Jacob Ondrejka busca resurrección en el FC Groningen
El FC Groningen ha encontrado su nueva apuesta ofensiva en Jacob Ondrejka. El centrocampista sueco llega cedido desde Parma con una idea clara: volver a ser el jugador determinante que deslumbró en Bélgica con Antwerp.
El plan es inmediato. El club trabaja contrarreloj para que el jugador de 23 años se incorpore al grupo a tiempo y pueda entrar en la convocatoria del segundo partido de la Eredivisie, este domingo, ante el recién ascendido ADO Den Haag. Si los plazos se cumplen, su regreso al fútbol de los Países Bajos podría producirse de forma casi fulminante.
Ondrejka no aterriza en territorio desconocido. Ya sabe lo que es jugar en el Benelux, aunque su primera experiencia fue al otro lado de la frontera, en Bélgica, defendiendo la camiseta de Antwerp. Allí se ganó un nombre y, sobre todo, un traspaso a una de las grandes ligas.

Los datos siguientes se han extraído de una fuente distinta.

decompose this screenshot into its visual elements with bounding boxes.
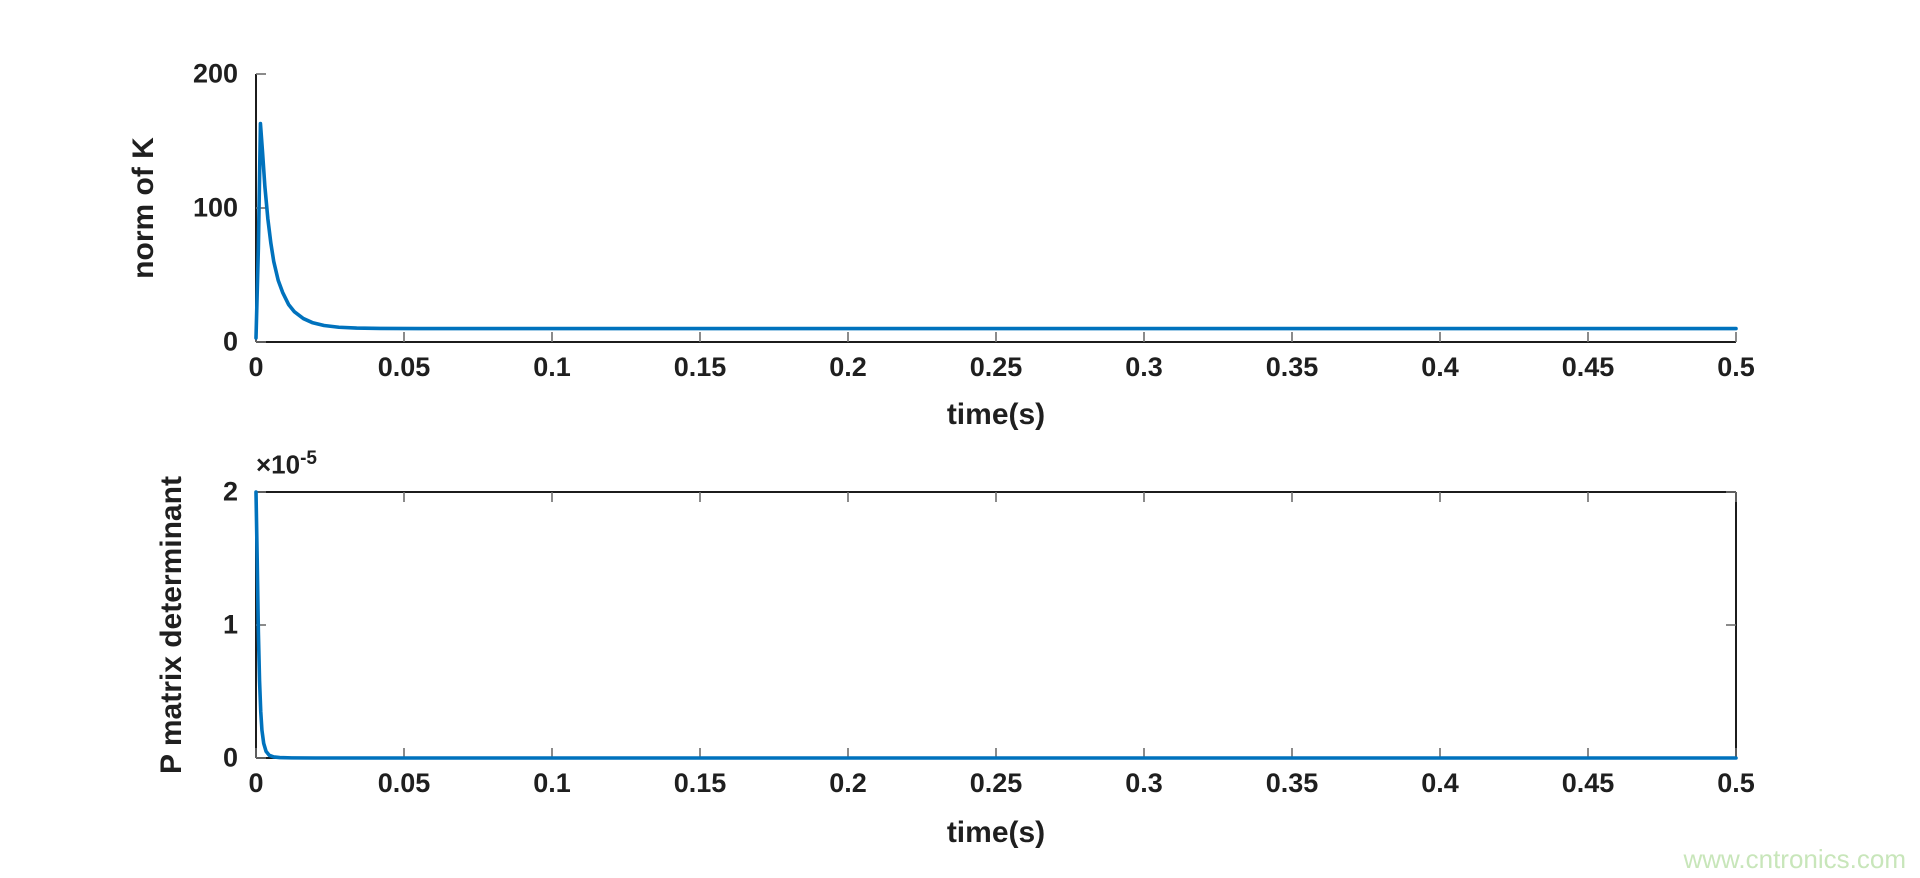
x-tick-label: 0.15 [673,768,727,798]
y-tick-label: 200 [192,58,238,89]
watermark-text: www.cntronics.com [1683,844,1907,874]
norm-k-ytick-labels: 0 100 200 [0,59,240,357]
x-tick-label: 0.3 [1125,352,1163,382]
x-tick-label: 0 [248,352,264,382]
x-tick-label: 0.45 [1561,352,1615,382]
norm-k-xtick-labels: 0 0.05 0.1 0.15 0.2 0.25 0.3 0.35 0.4 0.45 0.5 [248,352,1754,384]
x-tick-label: 0.05 [377,352,431,382]
y-axis-exponent-label: ×10-5 [256,448,317,481]
norm-k-plot-area [254,73,1738,343]
x-tick-label: 0.5 [1717,352,1755,382]
x-tick-label: 0.3 [1125,768,1163,798]
x-tick-label: 0 [248,768,264,798]
x-tick-label: 0.4 [1421,768,1459,798]
det-p-plot-area [254,490,1738,760]
norm-k-svg [254,73,1738,343]
y-tick-label: 0 [222,742,238,773]
x-tick-label: 0.1 [533,352,571,382]
exponent-base: ×10 [256,449,301,480]
det-p-xtick-labels: 0 0.05 0.1 0.15 0.2 0.25 0.3 0.35 0.4 0.45 0.5 [248,768,1754,800]
x-tick-label: 0.35 [1265,352,1319,382]
x-tick-label: 0.25 [969,768,1023,798]
y-tick-label: 2 [222,476,238,507]
y-tick-label: 100 [192,192,238,223]
x-tick-label: 0.1 [533,768,571,798]
det-p-line [254,490,1738,760]
x-tick-label: 0.5 [1717,768,1755,798]
x-tick-label: 0.05 [377,768,431,798]
y-tick-label: 0 [222,326,238,357]
det-p-svg [254,490,1738,760]
x-tick-label: 0.45 [1561,768,1615,798]
det-p-ytick-labels: 0 1 2 [0,477,240,773]
y-tick-label: 1 [222,609,238,640]
x-tick-label: 0.2 [829,768,867,798]
x-tick-label: 0.15 [673,352,727,382]
x-tick-label: 0.2 [829,352,867,382]
x-axis-label-bottom: time(s) [946,816,1046,849]
norm-k-line [254,121,1738,340]
x-axis-label-top: time(s) [946,398,1046,431]
x-tick-label: 0.25 [969,352,1023,382]
exponent-power: -5 [300,448,318,469]
x-tick-label: 0.4 [1421,352,1459,382]
x-tick-label: 0.35 [1265,768,1319,798]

El sueco dio sus primeros pasos en casa, en Landskorna BoIS, antes de dar un salto clave a Elfsborg en 2020. Con el conjunto sueco acumuló 110 partidos y 20 goles, cifras que lo colocaron en el escaparate y le abrieron la puerta del fútbol extranjero.
El verano de 2023 marcó el siguiente nivel. Antwerp apostó por él y Ondrejka respondió. En una temporada y media disputó 55 encuentros, firmó 12 goles y repartió siete asistencias. Solo en la primera mitad de su segunda campaña, sus siete tantos y cinco pases de gol en 26 partidos llamaron la atención de Parma, que lo llevó a la Serie A.
El salto a Italia pareció, al principio, otro acierto. En el tramo final de aquella temporada con Parma jugó 12 partidos y marcó cinco goles, un registro notable para un recién llegado. Pero la inercia se cortó en seco.
La última temporada fue otra historia. Apenas 17 partidos, sin goles y sin asistencias. El impacto se diluyó y el protagonismo se esfumó, pese a tener contrato firmado con Parma hasta 2029. Demasiado tiempo por delante como para quedarse estancado.
Ahí entra en escena Groningen. El club neerlandés le ofrece minutos, confianza y un contexto donde ya ha demostrado que puede brillar: un fútbol abierto, de ritmo alto, que favorece a jugadores con llegada y pegada como él.
Para el equipo, es una cesión con potencial de impacto inmediato. Para Ondrejka, puede ser algo más que un simple cambio de aires: la oportunidad de demostrar que el jugador que despegó en Antwerp no fue una ráfaga pasajera, sino el adelanto de lo que aún puede dar en Europa.